Thu Dec 13, 2007 11:29am EST

(Reuters) - U.N. prosecutor Carla del Ponte is about to bow out after eight years as the world's most powerful criminal lawyer.

World

Del Ponte helped the U.N. war crimes tribunal for the former Yugoslavia bring scores of suspects to court and became a champion of victims seeking justice.

Here are key details on Del Ponte.

* ROAD TO YUGOSLAVIA:

-- Born in Lugano on February 9, 1947, Del Ponte learned English in London before studying law in Berne and Geneva. She started a law career in her home town in 1975.

-- She became an investigating magistrate in 1981 and later joined the public prosecutor's office in Lugano. Del Ponte forged close links with Italian anti-Mafia judges like Giovanni Falcone and escaped a Sicily bomb attempt in 1989 while working with him. The Mafia blew up Falcone in 1992.

-- She took shooting lessons after Falcone was killed, but vowed never to carry a gun. She became Switzerland's top prosecutor in 1994, chasing the dirty money of cocaine cartels and indicting former Pakistan PM Benazir Bhutto for money laundering. She also froze assets of Italian suspects, including former Prime Minister Bettino Craxi.

* INTERNATIONAL CRIMINAL TRIBUNAL:

-- Del Ponte's style has not been to everyone's taste. Colleagues at the International Criminal Tribunal for former Yugoslavia went misty-eyed at the mention of her predecessor, Canadian Louise Arbour, from whom she took over in September 1999.

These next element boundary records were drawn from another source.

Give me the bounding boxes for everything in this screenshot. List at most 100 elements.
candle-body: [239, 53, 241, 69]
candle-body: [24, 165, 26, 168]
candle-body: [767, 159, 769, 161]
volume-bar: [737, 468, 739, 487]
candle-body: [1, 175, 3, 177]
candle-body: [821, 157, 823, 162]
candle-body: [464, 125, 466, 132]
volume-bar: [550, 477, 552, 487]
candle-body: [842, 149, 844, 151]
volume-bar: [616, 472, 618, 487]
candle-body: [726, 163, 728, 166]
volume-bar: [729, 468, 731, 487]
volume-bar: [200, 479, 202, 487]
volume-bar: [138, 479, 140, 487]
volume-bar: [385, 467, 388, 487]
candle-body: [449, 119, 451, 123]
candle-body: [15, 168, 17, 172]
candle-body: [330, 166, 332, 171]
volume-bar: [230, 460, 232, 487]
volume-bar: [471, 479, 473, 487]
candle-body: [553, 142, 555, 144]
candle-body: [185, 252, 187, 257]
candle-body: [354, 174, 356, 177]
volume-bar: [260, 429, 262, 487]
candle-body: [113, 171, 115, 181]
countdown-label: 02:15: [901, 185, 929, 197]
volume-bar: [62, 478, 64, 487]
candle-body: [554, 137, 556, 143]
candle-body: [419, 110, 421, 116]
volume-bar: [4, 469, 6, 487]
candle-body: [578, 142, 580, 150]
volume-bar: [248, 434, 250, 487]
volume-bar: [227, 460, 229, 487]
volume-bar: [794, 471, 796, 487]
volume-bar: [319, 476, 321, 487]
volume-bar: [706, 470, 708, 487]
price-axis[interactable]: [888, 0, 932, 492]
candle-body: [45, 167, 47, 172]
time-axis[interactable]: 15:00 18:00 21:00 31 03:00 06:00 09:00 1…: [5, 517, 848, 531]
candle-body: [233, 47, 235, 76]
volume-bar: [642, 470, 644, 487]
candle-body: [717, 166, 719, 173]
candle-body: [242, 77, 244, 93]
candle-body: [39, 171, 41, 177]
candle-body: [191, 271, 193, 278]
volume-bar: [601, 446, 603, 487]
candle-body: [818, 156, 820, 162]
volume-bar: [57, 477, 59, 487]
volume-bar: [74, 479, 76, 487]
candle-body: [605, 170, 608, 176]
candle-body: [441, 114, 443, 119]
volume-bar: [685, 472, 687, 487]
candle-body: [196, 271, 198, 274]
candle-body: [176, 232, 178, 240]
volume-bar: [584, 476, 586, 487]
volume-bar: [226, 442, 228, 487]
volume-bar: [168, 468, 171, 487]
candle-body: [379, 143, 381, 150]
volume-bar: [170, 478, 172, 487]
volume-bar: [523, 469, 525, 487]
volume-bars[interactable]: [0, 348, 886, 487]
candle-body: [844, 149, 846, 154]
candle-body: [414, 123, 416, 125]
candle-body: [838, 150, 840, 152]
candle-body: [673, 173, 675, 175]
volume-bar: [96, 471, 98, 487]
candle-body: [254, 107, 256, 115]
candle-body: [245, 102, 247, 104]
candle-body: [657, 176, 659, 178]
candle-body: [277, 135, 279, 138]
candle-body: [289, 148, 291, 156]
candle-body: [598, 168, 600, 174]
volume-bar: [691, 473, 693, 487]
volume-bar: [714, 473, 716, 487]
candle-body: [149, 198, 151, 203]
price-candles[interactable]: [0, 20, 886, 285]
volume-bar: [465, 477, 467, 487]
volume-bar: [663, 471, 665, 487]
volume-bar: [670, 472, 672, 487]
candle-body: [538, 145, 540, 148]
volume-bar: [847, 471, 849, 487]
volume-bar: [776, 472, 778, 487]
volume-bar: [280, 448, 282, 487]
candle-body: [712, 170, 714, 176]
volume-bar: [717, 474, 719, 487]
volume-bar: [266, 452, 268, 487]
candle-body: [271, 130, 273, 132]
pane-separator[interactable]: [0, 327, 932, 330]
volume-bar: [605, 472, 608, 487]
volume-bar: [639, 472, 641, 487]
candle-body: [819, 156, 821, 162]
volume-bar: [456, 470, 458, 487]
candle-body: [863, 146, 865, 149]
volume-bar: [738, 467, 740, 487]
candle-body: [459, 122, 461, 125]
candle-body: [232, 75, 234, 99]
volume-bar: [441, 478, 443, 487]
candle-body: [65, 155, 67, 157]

-- Where Arbour was a master of diplomatic persuasion, Del Ponte's from-the-hip salvoes ignore subtle political realities, some insiders have said.

-- Of the 161 people the court has indicted only four remain at large, two of them -- Bosnian Serb wartime leader Radovan Karadzic and his military chief Ratko Mladic -- are accused of genocide.

-- The high point for Del Ponte was the arrest of former Yugoslav President Slobodan Milosevic. His death in custody in 2006 before a verdict was her biggest defeat.